Content Advisory: Death/harm to Child, Excessive or gratuitous violence
A young female FBI agent is assigned to track a Satanic serial killer in Longlegs. Agent Lee Harker (Maika Monroe) is a young FBI agent with a strong intuition and possible psychic abilities. As a result of her unique abilities, her superior Agent Carter (Blair Underwood) assigns her to a serial killer case the FBI has been tracking for three decades. In each mass murder, an entire family is killed by the father in a murder-suicide, with the only connective element being code letters signed Longlegs. As she begins investigating the case, Harker is contacted by the serial killer (Nicolas Cage), who puts her right in the middle of his Satanic game.
Longlegs Synopsis
Longlegs is a procedural horror film written and directed by Osgood Perkins (The Blackcoat’s Daughter, I Am the Pretty Thing That Lives in the House). The film stars Maika Monroe (It Follows, The Guest, God is a Bullet) as Lee Harker, a possibly autistic and psychic FBI agent, who has a complicated relationship with her mother Ruth (Alicia Witt). After Harker can capture a killer based on intuition alone, she is assigned to the 30-year case of the serial killer known as Longlegs, played by a completely unrecognizable Nicolas Cage.
Calling Longlegs a serial killer is a bit of a misnomer since each murder is performed as a murder-suicide by the patriarch of various families. The only clue to Longlegs’ involvement is the letters left behind written in a coded cypher. Harker discovers a pattern to the murders and discovers that it is only a few days before Longlegs will kill again.
My Thoughts on Longlegs
Longlegs is the fourth feature directed by Osgood Perkins, the son of Psycho star Anthony Perkins, following 2015’s The Blackcoat’s Daughter (fka February), 2016’s I Am the Pretty Thing That Lives in the House, and 2020’s Gretel and Hansel. The plot is quite shamelessly ripped off from The Silence of the Lambs, with a dash of Zodiac, in how it involves a young, female FBI agents on the trail of a Satanic serial killer. This includes coming across some very grisly crime scenes and having frightening encounters at night, as Longlegs seems to be stalking Lee Harker from the shadows.

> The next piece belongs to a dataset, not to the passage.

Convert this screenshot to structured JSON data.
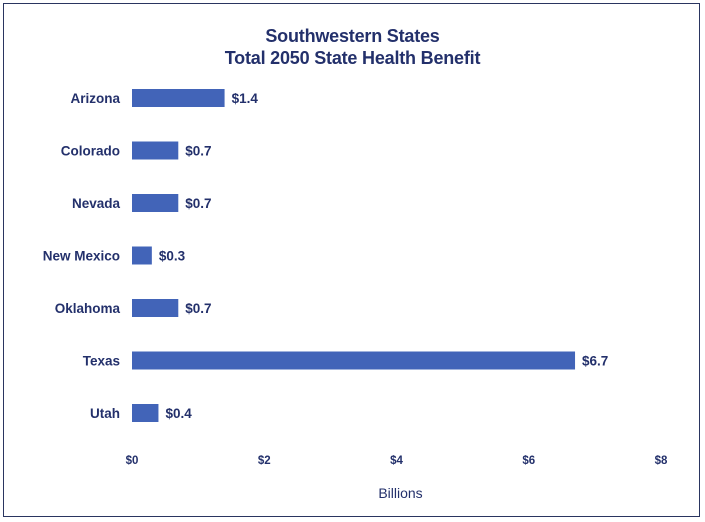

Probably the element of Longlegs that would make or break the film for viewers is the performance by Nicolas Cage as the titular serial killer. A conscious decision was made by Osgood Perkins to hide Nicolas Cage from all marketing materials, as the first half is spent obscuring Longlegs’ face. When the big reveal finally happens, the killer is not all recognizable as Nicolas Cage, who is wearing prosthetic make-up for the role, to the point where it might have been better for Longlegs to follow the lead of Se7en and make Cage’s casting a secret for the entire film. I ended up having a mixed reaction to Cage’s performance in the film, an explanation of which is going to require SPOILERS.
As someone who watches a lot of horror films, and is somewhat desensitized to the genre, I did not find Longlegs to be as scary and disturbing as I was expecting. In some ways, Longlegs is a victim of being hyped that it is something that it is not. While still a solid film that horror fans should enjoy, I found myself not particularly affected by it.